La España menguante no contiene aromas a paella, ni afanosos mozos sirviendo mesas con temporalidad de reloj suizo. Tampoco filtros estúpidos de Instagram o fotos de rostros transformados con orejas de burro y hocicos de rinoceronte. Lo llaman tecnología y suena incluso importante cuando se echa la cuenta de los euros que vale. Pero es subdesarrollo, la insignificancia de haber olvidado que hace décadas teníamos un huerto y se segaba a mano con las hoces y que es en verano cuando más se trabaja. Luego dicen que en agosto hay fiestas en los pueblos: se celebraban al finalizar la cosecha y los cuerpos, molidos y desbaratados, buscaban risas y goces merecidos. Lo de ahora es una burda patraña de chocolateros y veraneantes con risas idénticas a las del fin de semana.

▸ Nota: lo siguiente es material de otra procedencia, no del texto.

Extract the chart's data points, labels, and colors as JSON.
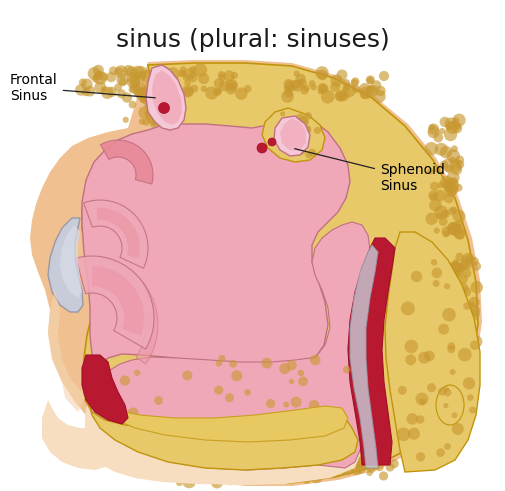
{
  "title": "sinus (plural: sinuses)",
  "title_fontsize": 18,
  "title_color": "#1a1a1a",
  "background_color": "#ffffff",
  "label_frontal": "Frontal\nSinus",
  "label_sphenoid": "Sphenoid\nSinus",
  "label_fontsize": 10,
  "colors": {
    "bone": "#E8C96A",
    "bone_dark": "#D4A835",
    "bone_spots": "#C89830",
    "skin_outer": "#F0C090",
    "skin_light": "#F8DEC0",
    "face_skin": "#F5D5B0",
    "nasal_pink": "#F0A8B8",
    "nasal_mid": "#EE9AAA",
    "nasal_dark": "#E88898",
    "turbinate_fill": "#EFA8B8",
    "turbinate_dark": "#E090A0",
    "dark_red": "#B81830",
    "dark_red2": "#A01028",
    "cartilage": "#C8CCD8",
    "cartilage2": "#D8DCE8",
    "throat_pink": "#EEAABB",
    "outline_bone": "#C0940A",
    "outline_pink": "#C07080",
    "soft_pink": "#F5C8D8",
    "pale_pink": "#F8E0E8",
    "chin_skin": "#F0C8A8",
    "neck_skin": "#EEC0A0"
  }
}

Se agostan los campos, sí, pero más se agostan las almas urbanitas

viernes, 2 de agosto de 2019

El futuro en los árboles


En el siglo I una ardilla podía cruzar de Cádiz a los Pirineos de árbol en árbol sin tocar tierra. En el siglo V media península estaba desarbolada. El pastoreo, la minería, las villas... todos los motivos de las deforestaciones masivas condujeron a la silvicultura, una de las primeras medidas del mundo antiguo. El paganismo protegía los bosques (como lo fue Lugo). El Imperio Romano taló árboles de manera indiscriminada. El cristianismo dispuso la creación de Dios en beneficio del hombre.

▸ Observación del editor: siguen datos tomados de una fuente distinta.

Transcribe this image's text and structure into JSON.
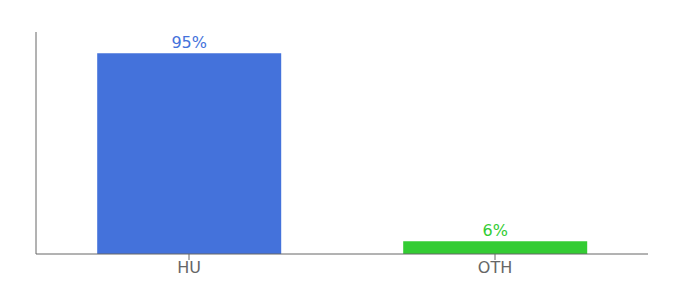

La visión musulmana de la naturaleza hizo que aumentase la superficie arbolada y que las políticas forestales fuesen óptimas. En el siglo XII por el Júcar se conducían pinos. Con la madera de Cazorla se hacían cazuelas muy apreciadas en África. La Reconquista supuso volver a la tala continua de vegas y montes, y a roturar las tierras para crear nuevos poblados y más necesidades madereras. Alfonso X, en el siglo XIII, legisló contra quienes cortasen los árboles y a perecer pasto de las llamas a quienes quemasen un bosque. Similares pragmáticas medievales se desplegaron por todos los territorios. La ley del pino piñonero del siglo XIV obligaba a repoblar el doble de lo que se talaba. Eran los tiempos del bosque como refugio del lobo.
La ganadería trashumante del siglo XV azotó los bosques, acabando con los brotes nuevos e impidiendo la regeneración natural, endureciendo el suelo y creando cañadas. En el siglo XVI aumentó la roturación de las tierras. La flota nacional de finales del XVI requirió talar ciento veinte mil hectáreas, y debía renovarse cuatro veces cada cien años. En tiempos de Felipe II se mandó quemar los árboles de los caminos reales para evitar el pillaje. El crecimiento de la población supuso más necesidad de madera. A la llegada de los Borbones apenas había bosques. Felipe V ordenó una reforestación rápida. Fernando VI promulgó la Real Ordenanza para el aumento de las masas forestales. Estamos en 1748. El siglo XIX fue negro para el bosque con la desamortización de Mendizábal. Y el XX aún más con el aumento explosivo de la población.
En el siglo XXI, un estudio de la universidad ETH de Zúrich ha analizado la superficie terrestre para concluir que hay 1.700 millones de hectáreas no arboladas donde podrían crecer un billón de árboles. Reforestar un billón de árboles supone solo 3.000 millones de dólares y conduce a la reducción absoluta de las emisiones de CO2. Ese es el único futuro: lo hemos tenido siempre al alcance de la mano.